The delight of performing these basic actions is driven largely by the wonderful sound design, which makes every item a deliciously tactile thing as you hear it connect with the surface you choose to put it on. The inherent intimacy of arranging someone’s toiletries and underwear is made incredibly personal by the feel of the items you come to know after unpacking and arranging several times. As a result, it’s impossible not to work with care and respect in a game format that could so easily become clinical if it were constrained by puzzles or dressed in beep-boop video game-isms.

However, Unpacking is absolutely a video game, leveraging some established game design ideas to engage the player in the action. Much as a platform game, for instance, will teach basic abilities then challenge you to apply them in new scenarios, Unpacking teaches what kind of space an item can fit into, then changes up the spaces on offer in the next new home. Challenge is extended as certain collections of items grow over the years, meaning suddenly it seems untidy to keep them all on the corner of a desk, or two shelves are needed rather than one. None of this is delineated by rules, achievements or failure conditions, it’s all self-imposed by the player, driven by the desire to respect this person whose life you are resetting over the years, through their private ups and downs.

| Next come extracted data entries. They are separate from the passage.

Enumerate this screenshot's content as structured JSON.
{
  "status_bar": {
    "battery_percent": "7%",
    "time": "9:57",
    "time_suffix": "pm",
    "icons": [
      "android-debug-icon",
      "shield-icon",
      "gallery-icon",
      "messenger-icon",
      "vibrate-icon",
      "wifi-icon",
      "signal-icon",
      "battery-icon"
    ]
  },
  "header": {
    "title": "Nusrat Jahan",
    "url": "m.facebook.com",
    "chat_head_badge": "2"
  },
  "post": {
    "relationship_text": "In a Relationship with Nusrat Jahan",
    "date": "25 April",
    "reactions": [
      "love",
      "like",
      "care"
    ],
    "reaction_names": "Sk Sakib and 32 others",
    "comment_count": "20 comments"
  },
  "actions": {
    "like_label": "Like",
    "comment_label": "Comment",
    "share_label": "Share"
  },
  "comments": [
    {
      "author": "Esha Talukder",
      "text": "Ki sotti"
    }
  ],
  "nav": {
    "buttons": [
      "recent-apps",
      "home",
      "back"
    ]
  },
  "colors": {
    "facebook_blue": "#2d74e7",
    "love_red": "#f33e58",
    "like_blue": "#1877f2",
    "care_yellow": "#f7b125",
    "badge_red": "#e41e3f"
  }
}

These mechanical considerations are all applied to make the peaceful sandbox work effectively. It’s almost a non-game built with an intuitive understanding of games. The goal is clear – unpack all the boxes – but rather than an opportunity to tally points and strive for an S-rank, it just lends purpose to the gameplay so there’s a sense of direction. Sometimes an item is packed in a box for the wrong room, but rather than throwing a curveball to test your wits, it simply nudges you to move around and consider other spaces, discouraging a purely rote, room-by-room approach that might get dull. It’s taking effective video game tricks and doing something subtler than a shooter, but punchier than a meandering indie think-em-up.

Unpacking’s approach to environmental storytelling is fascinating. Where a walking sim would have you discover and experience a scene that has been carefully prepared, here you will build the scene yourself, actively feeling out the nature of this person’s life story, instilling it with your own care and purpose. Nonetheless, the story is authored and controlled by the developer. The plot is simple, but the experience of it is affecting.

Conclusion

Unpacking manages to do several things very well, all at the same time. It’s a touching story told through interaction, it provides the creative play space of a great dollhouse game, and it deftly applies established game design ideas from completely different genres. Its only real shortcoming is the repetition that is a necessary byproduct of landing its message. Effort has gone into making the controls satisfying on Switch, and the visual and sound design are delightful throughout, making Unpacking, like any sane person’s cutlery, absolutely top-drawer.